With less than 7.5% of the national vote and 12 parliamentary seats with fragile majorities, the Liberal Democrats would be best advised to sit this one out, treat every issue on its merits, re-think and re-build and hope for the best.
Trying to exploit the balance of power – whatever that really means – with a dozen MPs when it is not even certain that there is a balance of power to exploit between the Conservative and Labour parties’ positions on European Union and single market issues would be seen as either a noble act of self-sacrifice (in the national interest, of course) at best or a self-serving political game at worst. And we all know politics is not a game.
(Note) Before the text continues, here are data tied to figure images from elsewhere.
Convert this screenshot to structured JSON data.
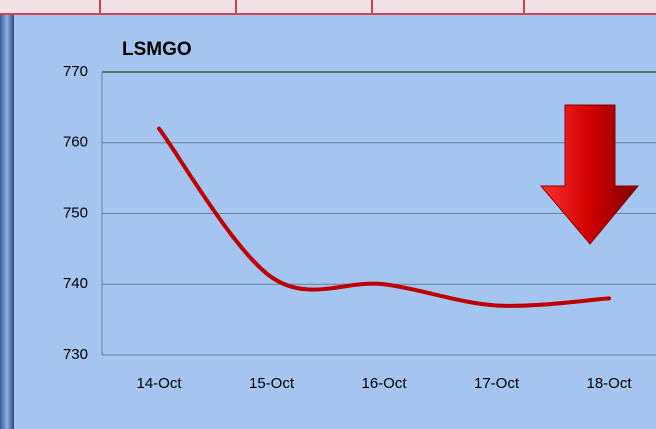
{
  "chart_data": {
    "type": "line",
    "title": "LSMGO",
    "categories": [
      "14-Oct",
      "15-Oct",
      "16-Oct",
      "17-Oct",
      "18-Oct"
    ],
    "series": [
      {
        "name": "LSMGO",
        "color": "#c00000",
        "values": [
          762,
          741,
          740,
          737,
          738
        ]
      }
    ],
    "ylim": [
      730,
      770
    ],
    "yticks": [
      730,
      740,
      750,
      760,
      770
    ],
    "grid": true
  }
}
Theresa said so.
One thing to say on the “blame” game – this really refers to the Tories and Labour and not really Lib Dems. The LDs have taken an explicitly pro-European position already, so a softer deal can only be something that their electorate would expect the Lib Dems to fight for. Labour, in the meantime, has taken such a fuzzy position, that if it was seen to be enabling a soft Brexit it would have to explain that in their Leave leaning seats. So whatever the possible damage the Lib Dems could take from dealing with the Tories, they wouldn’t get any blowback on that point.
Matt (Bristol) says
Given that people still think Corbyn is pro-European, this logic does not hold up.
Paul W says
The popular press would ensure that any ‘blame’ to go round on Brexit issues would fall squarely on the Liberal Democrats, fairly or unfairly. It is what they do. With just 7.5% of the vote and 12 seats it would be a huge risk – and possibly a terminal one – to try and bargain with the balance of power (which, in any case is shared with other parties).
Sarah Taylor says
Would it be preferable to a Tory / DUP deal? Of course.
Do the Tories or the UK electorate deserve to be bailed out after the way they screwed the Lib Dems last time? Nope.
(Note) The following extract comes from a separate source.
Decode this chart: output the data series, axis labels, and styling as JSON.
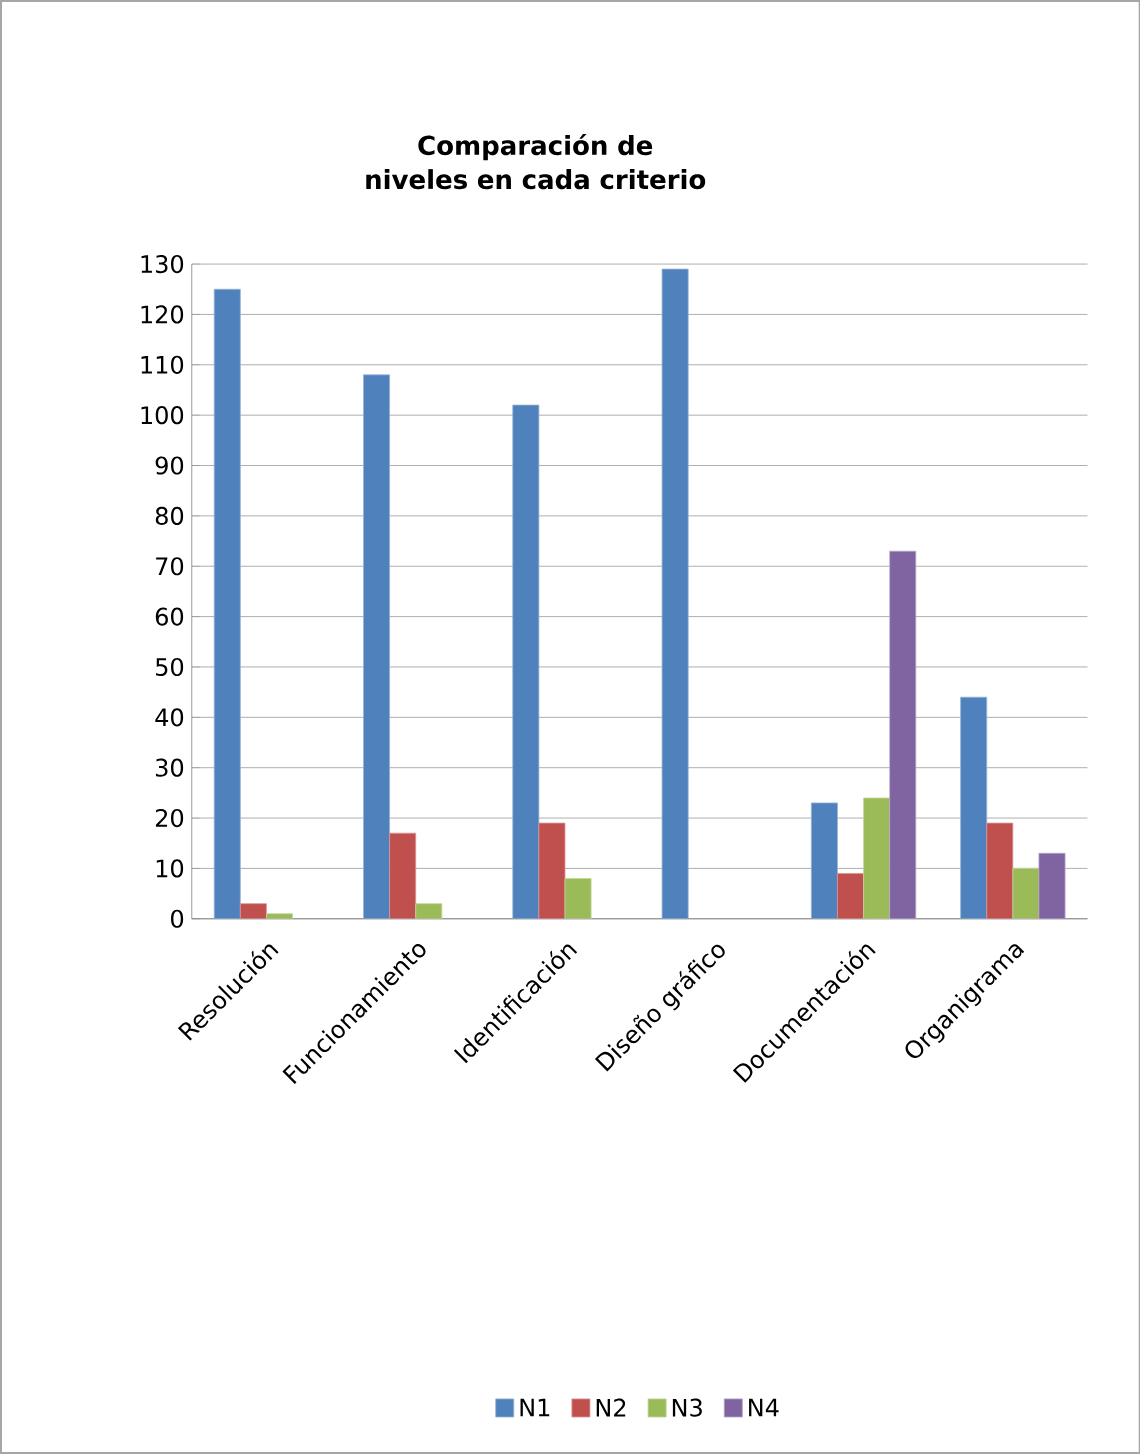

Only someone with no understanding of the last seven years could think the libdems could do a deal with the tories now…
Fool me once? Shame on you.
Fool me twice? Shame on me.
Nick Timothy reasonably said that one lesson of this election was that you can’t be straight with the electorate (apropos ‘dementia tax’). The lesson of the one before is that if you do the right and principled thing in politics you get shat on.
LORENZO CHERIN says
For someone who talks sense regularly , here you have taken leave of your senses !
Either we deal with Labour or nobody .
I am not left wing , but as someone who believes in social justice that is from here for long , the only game in town …
This has become the unfortunate split in politics: do you think we should all line up behind whomever runs Labour in order to keep the Tories out – or should we all line up behind whomever can keep Corbyn out of Number 10. It’s depressing, frankly.
You can dismiss this as paranoia if you wish, but the elephant in the room is the future of Northern Ireland – or maybe there are two elephants, the other one being the one that everyone is looking at, namely Brexit. I am sure that Theresa May has approached Tim Farron to see if she can do a deal with him rather than with the DUP. A deal with the DUP risks throwing Northern Ireland back into the days before the Good Friday Agreement, not because of anything that Sinn Fein might do, because the ballot has served them much better than the armalite ever did, but because there are still dissident republicans out there, and for the British government to be seen to be favouring the unionists would be cause for a new wave of support for militant republicanism. Those of us old enough to remember the Troubles also remember arms shipments from Libya, and PIRA members being trained by the PLO. The prospect of linkage between IS and violent Irish republicanism is something that must be giving British intelligence sleepless nights. Tim couldn’t do a deal with the Tories because whatever the consequences of not doing one the Party would not accept it. We saved the country once and they rewarded us with virtual extinction: if we do it again then that is the end for us. It’s a cruel dilemma.